グリラスは、徳島大学発のベンチャー企業として、食用コオロギに関連する品種改良・生産・原料加工・商品開発・販売を国内で行っている。
NTT東日本が、なぜ食用コオロギを手がけるのか。食料問題は“持続可能な社会の実現”のために解決しなければならない社会課題であること。また、グリラスが持つ、大量生産に向けた自動養殖システム検討の課題に対し、NTT東日本のICT技術を活用することで食用コオロギの供給拡大に貢献すること。NTT東日本は約3000のビルなど不動産を持っており、そうしたアセットの活用――の3つの点を挙げた。
2019年6月に国際連合より発表された報告書によると、今後30年で世界人口は97億人への増加が見込まれ、これに伴う食料問題への対応が課題となっているという。
特に「タンパク質危機」と称される動物性タンパク質の不足は顕著で、その解決策として国際連合食糧農業機関は昆虫食を推奨。一方で、世界では年間約9.3億トンの食品ロスが発生しており、その量は全世界で生産されている食品の約3分の1に相当するという。
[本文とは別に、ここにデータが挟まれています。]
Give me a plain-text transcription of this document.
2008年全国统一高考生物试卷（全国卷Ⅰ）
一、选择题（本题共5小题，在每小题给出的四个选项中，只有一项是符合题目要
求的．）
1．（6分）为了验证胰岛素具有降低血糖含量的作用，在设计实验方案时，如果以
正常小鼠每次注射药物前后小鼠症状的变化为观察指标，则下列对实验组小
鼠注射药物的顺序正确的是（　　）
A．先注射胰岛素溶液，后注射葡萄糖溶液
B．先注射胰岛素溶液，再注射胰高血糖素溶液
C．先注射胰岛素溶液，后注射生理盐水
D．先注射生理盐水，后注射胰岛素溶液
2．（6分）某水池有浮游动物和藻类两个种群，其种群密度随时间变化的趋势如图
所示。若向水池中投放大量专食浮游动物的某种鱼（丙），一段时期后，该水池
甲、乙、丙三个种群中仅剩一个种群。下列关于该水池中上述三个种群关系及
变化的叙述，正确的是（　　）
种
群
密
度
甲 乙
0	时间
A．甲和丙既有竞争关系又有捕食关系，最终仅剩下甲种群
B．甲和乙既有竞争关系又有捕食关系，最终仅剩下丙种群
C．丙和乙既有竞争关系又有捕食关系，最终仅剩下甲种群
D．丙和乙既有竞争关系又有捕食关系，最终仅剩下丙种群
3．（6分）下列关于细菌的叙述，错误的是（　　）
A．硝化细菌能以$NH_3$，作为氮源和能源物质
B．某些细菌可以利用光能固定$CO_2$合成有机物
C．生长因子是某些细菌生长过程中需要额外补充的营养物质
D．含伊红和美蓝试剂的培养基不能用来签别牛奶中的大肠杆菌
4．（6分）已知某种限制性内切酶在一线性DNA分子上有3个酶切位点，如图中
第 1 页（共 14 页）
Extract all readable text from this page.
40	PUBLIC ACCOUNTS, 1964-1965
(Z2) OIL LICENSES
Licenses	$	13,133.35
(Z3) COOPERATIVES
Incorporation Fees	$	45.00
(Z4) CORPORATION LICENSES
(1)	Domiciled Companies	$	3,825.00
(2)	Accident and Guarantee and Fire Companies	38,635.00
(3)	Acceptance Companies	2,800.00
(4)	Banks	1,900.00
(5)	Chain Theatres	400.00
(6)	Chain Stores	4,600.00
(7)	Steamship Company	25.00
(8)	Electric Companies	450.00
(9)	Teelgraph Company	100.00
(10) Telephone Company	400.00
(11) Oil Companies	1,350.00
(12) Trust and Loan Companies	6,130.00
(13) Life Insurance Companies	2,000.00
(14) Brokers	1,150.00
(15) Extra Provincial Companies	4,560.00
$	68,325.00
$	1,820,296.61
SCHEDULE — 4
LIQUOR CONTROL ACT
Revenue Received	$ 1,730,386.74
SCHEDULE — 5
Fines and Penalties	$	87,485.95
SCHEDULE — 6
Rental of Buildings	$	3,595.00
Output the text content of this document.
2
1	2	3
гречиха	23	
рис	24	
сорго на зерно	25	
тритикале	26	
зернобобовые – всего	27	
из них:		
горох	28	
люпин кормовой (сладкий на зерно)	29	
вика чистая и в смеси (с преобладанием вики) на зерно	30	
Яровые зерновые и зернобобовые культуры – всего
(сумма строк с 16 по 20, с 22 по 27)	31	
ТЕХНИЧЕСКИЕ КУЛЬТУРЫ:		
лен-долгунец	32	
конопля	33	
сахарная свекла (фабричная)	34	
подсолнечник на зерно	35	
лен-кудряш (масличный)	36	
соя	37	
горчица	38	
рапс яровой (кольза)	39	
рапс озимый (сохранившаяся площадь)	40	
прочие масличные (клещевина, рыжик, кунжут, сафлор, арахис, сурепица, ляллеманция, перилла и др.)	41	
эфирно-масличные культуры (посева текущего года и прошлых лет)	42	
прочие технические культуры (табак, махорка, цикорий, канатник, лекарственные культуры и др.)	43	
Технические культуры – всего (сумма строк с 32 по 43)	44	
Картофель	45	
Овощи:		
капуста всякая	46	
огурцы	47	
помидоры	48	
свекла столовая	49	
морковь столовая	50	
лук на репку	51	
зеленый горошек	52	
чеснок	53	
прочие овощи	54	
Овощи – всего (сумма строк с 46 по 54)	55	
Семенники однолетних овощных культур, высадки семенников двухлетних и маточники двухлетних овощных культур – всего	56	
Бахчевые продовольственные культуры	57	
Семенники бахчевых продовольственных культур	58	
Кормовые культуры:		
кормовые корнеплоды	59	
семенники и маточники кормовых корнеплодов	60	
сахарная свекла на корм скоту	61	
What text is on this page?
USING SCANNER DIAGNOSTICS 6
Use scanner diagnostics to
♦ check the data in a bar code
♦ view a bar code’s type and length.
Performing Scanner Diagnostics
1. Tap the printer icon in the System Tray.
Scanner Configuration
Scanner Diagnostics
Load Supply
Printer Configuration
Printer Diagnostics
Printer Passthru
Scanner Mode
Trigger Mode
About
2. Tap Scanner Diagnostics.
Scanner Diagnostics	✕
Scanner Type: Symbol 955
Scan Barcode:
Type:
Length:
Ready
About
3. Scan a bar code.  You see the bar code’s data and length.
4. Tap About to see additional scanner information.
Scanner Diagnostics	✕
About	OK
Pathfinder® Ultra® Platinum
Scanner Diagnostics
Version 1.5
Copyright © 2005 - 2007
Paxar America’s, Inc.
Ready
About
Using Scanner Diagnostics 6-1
グリラスではこれらの社会課題の解決策として、飼育時に必要な餌や水の量と、温室効果ガスの排出量が少ない食用コオロギを、食品ロス由来100%の独自配合飼料を用いて生産している。しかし、最新の情報工学的アプローチを取り入れることは、十分にはできていなかったという。
こういった状況を踏まえ、同実験では、グリラスの有する食用コオロギの飼育ノウハウと同社が提供するICT/IoTソリューションを掛け合わせ、より最適な食用コオロギの飼育環境の構築および、確立などを目指す。
NTTe-City Labo内の一室に食用コオロギの飼育施設(食用コオロギ養殖ブース)を整備。実証の基礎となるコオロギの飼育における環境要因のデータ収集および、分析を開始する。
なお、同施設は稼働後の一般見学の受け付けも予定しており、タンパク質危機や「食品ロス問題」「食料安全保障」といった社会課題の解決策として期待される食用コオロギに関する展示と共に、実際の飼育風景が見学できるという。
今後は、同実験を通じた食用コオロギのスマート飼育環境の構築・確立を目指すとともに、需要拡大を見据えて、飼育施設拡大も含めた事業化に向けての検討を進めていくという。